En revanche la responsabilité de l’Etat est écartée. En effet :
la seule présence d’un enseignant au moment de l’accident n’est pas, à elle seule, de nature à établir que la direction de l’école a commis une faute dans la surveillance des élèves susceptible d’entraîner la responsabilité de l’Etat ;
il résulte des dispositions de l’article D. 321-12 du code de l’éducation que la responsabilité de l’Etat ne peut être engagée que sur le temps scolaire qui débute 10 minutes avant l’entrée en classe. Ainsi en l’espèce, la responsabilité de l’Etat ne pouvait être recherchée qu’à partir de la prise en charge des élèves par les enseignants, qui a lieu dans l’établissement à 13h20 (soit dix minutes avant l’entrée en classe), la surveillance des enfants étant alors assurée sous la responsabilité du chef d’établissement, soit par les personnels communaux, soit par les enseignants (selon que les enfants se trouvent dans les locaux où a lieu la sieste ou dans les classes qu’ils regagnent au fur et à mesure de leur réveil).
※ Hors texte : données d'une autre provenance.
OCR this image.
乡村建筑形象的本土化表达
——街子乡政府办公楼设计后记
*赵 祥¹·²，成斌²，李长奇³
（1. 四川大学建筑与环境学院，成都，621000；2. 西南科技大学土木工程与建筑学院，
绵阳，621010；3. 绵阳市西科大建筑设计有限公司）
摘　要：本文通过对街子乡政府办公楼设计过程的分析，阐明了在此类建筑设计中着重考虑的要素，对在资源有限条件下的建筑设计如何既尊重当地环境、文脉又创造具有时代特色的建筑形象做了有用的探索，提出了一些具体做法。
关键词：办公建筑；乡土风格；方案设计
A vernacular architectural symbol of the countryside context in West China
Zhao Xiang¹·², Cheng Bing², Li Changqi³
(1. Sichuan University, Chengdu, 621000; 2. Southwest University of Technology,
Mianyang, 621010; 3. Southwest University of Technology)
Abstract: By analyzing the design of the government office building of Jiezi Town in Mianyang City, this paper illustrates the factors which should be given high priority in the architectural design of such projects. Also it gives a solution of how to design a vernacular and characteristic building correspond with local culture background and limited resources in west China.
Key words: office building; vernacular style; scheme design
En revanche, avant 13h20, pendant les activités périscolaires, les enfants restaient placés sous la seule responsabilité de la commune. Seule la commune peut donc être déclarée responsable de l’accident qui s’est produit vers 12h30 après le déjeuner à la cantine et avant la rentrée en classe.
Cour administrative d’appel de Bordeaux, 6 juin 2017, N° 15BX01624
Ce qu'il faut en retenir
La surveillance des temps périscolaires (pause méridienne incluse) relève de la responsabilité de la commune.
Tout accident ne révèle pas nécessairement un défaut de surveillance. En l’espèce les juges relèvent que le taux d’encadrement était suffisant et qu’une surveillance accrue n’aurait pas permis d’éviter l’accident.
Si la responsabilité de la commune est néanmoins retenue c’est parce que les agents n’ont pas jugé opportun d’appeler les services de secours. Il n’est pas reproché au personnel de ne pas avoir suspecté une lésion interne qui n’a pu être décelée qu’après examen médical approfondi, mais cet exemple démontre qu’une chute d’apparence anodine peut avoir des répercussions insoupçonnées.
Ce n’est jamais du luxe de rappeler régulièrement aux cantiniers, aux ATSEM, et aux encadrants des activités périscolaires, la procédure à suivre en cas d’accident. Il est toujours préférable, en cas de doute, d’appeler les secours par excès de précaution que l’inverse.
Cet exemple démontre aussi l’utilité de consigner par écrit l’heure précise de l’accident. Ainsi, en l’espèce, si le même accident s’était produit à 13h21 (soit dans le délai des 10 minutes avant la reprise des cours) la responsabilité de l’Etat se serait substituée à celle de la commune.